When buying a new pool pump, your most important considerations will be: 1) the strength of pump you will need to effectively clean and/or heat your pool, and 2) the amount of energy the pool pump will consume when doing its job. This expert guide will help you make the right decisions.
A swimming pool pump moves pool water to (and through) the swimming pool filter and, in many cases, a pool heater. An effective pump will circulate all of the pool’s water through the filter at least once every 12 hours—called a “turnover.”
The bigger the pool and the faster the turnover rate, the stronger the pool pump needed. A pump is rated by the “gallons per minute” (or GPM) of water it moves. Manufacturers make products in a full range of sizes.
A pool pump has a water inlet from the pool, a strainer basket that catches debris, an impeller attached to a motor for propelling the water, and an outlet where water exits on its way to the filter and heater.
Local regulations generally specify minimum turnover rates to ensure safe, clean water. Many people prefer to exceed local regulations by opting for a turnover rate of 10 or 8 hours (the shorter the period, the more effective the pump).
Closely related to a pump’s GPM is its power—rated by horse power (hp). Pool pumps run from 1/2- to 2 1/2-hp. Generally speaking, the greater the hp, the greater the force for pushing water. A strong pump is needed for a large pool or a condition where the pump must move water an unusual distance or height—such as up to second-story roof to circulate through a solar pool heater.
The whole system works best when the hydraulic equation for the pipe diameter, length, and pump motor are properly sized to handle the volume of water that needs to turn over in the course of 12 hours (or according to your preferred turnover rate).

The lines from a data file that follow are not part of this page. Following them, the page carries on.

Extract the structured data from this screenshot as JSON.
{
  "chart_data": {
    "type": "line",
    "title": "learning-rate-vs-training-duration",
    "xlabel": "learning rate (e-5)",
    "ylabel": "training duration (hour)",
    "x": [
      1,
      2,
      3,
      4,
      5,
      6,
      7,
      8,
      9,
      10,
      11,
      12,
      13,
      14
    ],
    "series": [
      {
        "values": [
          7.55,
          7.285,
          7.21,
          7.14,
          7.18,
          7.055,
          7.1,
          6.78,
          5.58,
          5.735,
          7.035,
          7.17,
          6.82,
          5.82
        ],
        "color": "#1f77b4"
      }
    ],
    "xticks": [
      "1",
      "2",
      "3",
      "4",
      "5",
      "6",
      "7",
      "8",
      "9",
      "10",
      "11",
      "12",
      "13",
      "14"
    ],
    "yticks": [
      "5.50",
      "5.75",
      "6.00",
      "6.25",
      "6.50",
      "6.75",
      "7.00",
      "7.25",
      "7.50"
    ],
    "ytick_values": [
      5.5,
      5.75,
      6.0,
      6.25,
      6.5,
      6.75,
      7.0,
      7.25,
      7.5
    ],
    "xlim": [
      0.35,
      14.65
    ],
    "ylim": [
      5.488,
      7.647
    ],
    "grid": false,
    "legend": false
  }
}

Generally, you can improve the efficiency of your pump by using shorter lengths of pipe, that is, by keeping the pump close to the pool, by avoiding 90-degree angles, by increasing the size of your pool’s filter, and by regularly clearing out the pool grates and strainer basket.
How to Calculate the Right GPM
To calculate the gallons per minute that your pump needs to circulate, multiply your pool’s total volume in gallons times two; this will give you the gallons per day that the pump needs to circulate so that the water will turn over twice. (Multiply by three if you want the water to turn over every eight hours.)

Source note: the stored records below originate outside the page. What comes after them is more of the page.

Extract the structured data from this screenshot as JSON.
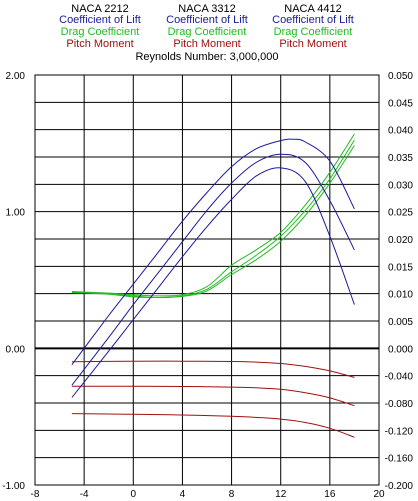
{
  "chart_data": {
    "type": "line",
    "subtitle": "Reynolds Number: 3,000,000",
    "legend_groups": [
      {
        "name": "NACA 2212",
        "entries": [
          "Coefficient of Lift",
          "Drag Coefficient",
          "Pitch Moment"
        ]
      },
      {
        "name": "NACA 3312",
        "entries": [
          "Coefficient of Lift",
          "Drag Coefficient",
          "Pitch Moment"
        ]
      },
      {
        "name": "NACA 4412",
        "entries": [
          "Coefficient of Lift",
          "Drag Coefficient",
          "Pitch Moment"
        ]
      }
    ],
    "colors": {
      "lift": "#1a1a9c",
      "drag": "#22bb22",
      "moment": "#a01010"
    },
    "x_axis": {
      "range": [
        -8,
        20
      ],
      "ticks": [
        "-8",
        "-4",
        "0",
        "4",
        "8",
        "12",
        "16",
        "20"
      ]
    },
    "y_left": {
      "range": [
        -1.0,
        2.0
      ],
      "ticks": [
        "2.00",
        "1.00",
        "0.00",
        "-1.00"
      ]
    },
    "y_right_top": {
      "range": [
        0,
        0.05
      ],
      "ticks": [
        "0.050",
        "0.045",
        "0.040",
        "0.035",
        "0.030",
        "0.025",
        "0.020",
        "0.015",
        "0.010",
        "0.005",
        "0.000"
      ]
    },
    "y_right_bottom": {
      "range": [
        -0.2,
        0
      ],
      "ticks": [
        "-0.040",
        "-0.080",
        "-0.120",
        "-0.160",
        "-0.200"
      ]
    },
    "lift_series": [
      {
        "group": "NACA 2212",
        "x": [
          -5,
          -2,
          0,
          2,
          4,
          6,
          8,
          10,
          12,
          14,
          16,
          18
        ],
        "y": [
          -0.36,
          -0.02,
          0.21,
          0.44,
          0.67,
          0.89,
          1.09,
          1.26,
          1.32,
          1.22,
          0.82,
          0.32
        ]
      },
      {
        "group": "NACA 3312",
        "x": [
          -5,
          -2,
          0,
          2,
          4,
          6,
          8,
          10,
          12,
          14,
          16,
          18
        ],
        "y": [
          -0.27,
          0.08,
          0.32,
          0.55,
          0.78,
          1.01,
          1.21,
          1.36,
          1.42,
          1.36,
          1.08,
          0.72
        ]
      },
      {
        "group": "NACA 4412",
        "x": [
          -5,
          -2,
          0,
          2,
          4,
          6,
          8,
          10,
          12,
          13,
          14,
          16,
          18
        ],
        "y": [
          -0.12,
          0.24,
          0.47,
          0.7,
          0.93,
          1.14,
          1.33,
          1.46,
          1.52,
          1.53,
          1.51,
          1.37,
          1.02
        ]
      }
    ],
    "drag_series": [
      {
        "group": "NACA 2212",
        "x": [
          -5,
          -2,
          0,
          2,
          4,
          6,
          8,
          10,
          12,
          14,
          16,
          18
        ],
        "y": [
          0.0102,
          0.0099,
          0.0094,
          0.0093,
          0.0095,
          0.0105,
          0.0135,
          0.0162,
          0.0196,
          0.0243,
          0.0302,
          0.0371
        ]
      },
      {
        "group": "NACA 3312",
        "x": [
          -5,
          -2,
          0,
          2,
          4,
          6,
          8,
          10,
          12,
          14,
          16,
          18
        ],
        "y": [
          0.0103,
          0.01,
          0.0096,
          0.0093,
          0.0096,
          0.0108,
          0.014,
          0.017,
          0.0205,
          0.0252,
          0.031,
          0.0381
        ]
      },
      {
        "group": "NACA 4412",
        "x": [
          -5,
          -2,
          0,
          2,
          4,
          6,
          8,
          10,
          12,
          14,
          16,
          18
        ],
        "y": [
          0.0104,
          0.0101,
          0.0098,
          0.0096,
          0.0098,
          0.0113,
          0.0152,
          0.018,
          0.0212,
          0.0262,
          0.0322,
          0.0392
        ]
      }
    ],
    "moment_series": [
      {
        "group": "NACA 2212",
        "x": [
          -5,
          0,
          4,
          8,
          10,
          12,
          14,
          16,
          18
        ],
        "y": [
          -0.0195,
          -0.0188,
          -0.0188,
          -0.0192,
          -0.0202,
          -0.0222,
          -0.0265,
          -0.033,
          -0.0425
        ]
      },
      {
        "group": "NACA 3312",
        "x": [
          -5,
          0,
          4,
          8,
          10,
          12,
          14,
          16,
          18
        ],
        "y": [
          -0.0555,
          -0.0555,
          -0.0558,
          -0.0568,
          -0.0578,
          -0.06,
          -0.065,
          -0.0725,
          -0.084
        ]
      },
      {
        "group": "NACA 4412",
        "x": [
          -5,
          0,
          4,
          8,
          10,
          12,
          14,
          16,
          18
        ],
        "y": [
          -0.0955,
          -0.0965,
          -0.0975,
          -0.0995,
          -0.101,
          -0.1035,
          -0.1085,
          -0.117,
          -0.13
        ]
      }
    ]
  }
}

Divide this number by 24 to get the gallons per hour, and divide again by 60 to get the gallons per minute. For instance, a pool that holds 10,000 gallons of water would need a pump that can handle 20,000 gallons per day for a 12-hour turnover rate. Dividing 20,000 by 24 would give the gallons per hour, and then dividing that by 60 would give the gallons per minute: 20,000 divided by 24 = 833; 833 divided by 60 = 13.88 GPM.
Energy-Efficient Pool Pumps
Energy efficiency is a concern with pool pumps because they run for several hours everyday. In California, a state with a lot of pools, laws limit pump energy consumption. Some pumps are designed for energy efficiency but, generally speaking, the greater a pump’s power, the more energy it consumes. In other words, a 2 1/2-hp pump is going to use a lot more electricity than a 1-hp pump. Ideally, a pool pump should be big enough to circulate the water at the turnover rate you need, but not so big that it wastes energy.
The EPA recommends running a conventional pump just three hours a day, and based on water quality, increasing pump time in half-hour increments as needed. In addition, it recommends scrubbing the pool walls and using chemical additives to offset the reduction in pump time.
An energy-efficient recommendation is to buy a two-speed[ or—better— variable-speed pool pump that is just large enough to circulate the water twice a day and to run it continuously seven days a week. Most motors are not designed to run for long continuous periods, but a variable-speed pump can be used around the clock. A variable-speed pump is more expensive initially, but it saves energy and money in the long run. Most of these motors are very quiet. This is also the best type of pump if you have a solar pool heater because it you can set it to circulate water through the heater all day.
Proponents of this option say that keeping the pump off for a long stretch of time—most people keep their pumps off for 12 to 16 hours each day—lets algae and debris build up and contributes to pH imbalance, all of which requires the pump to work harder. A smaller pump that works all the time prevents problems from developing and keeps water cleaner.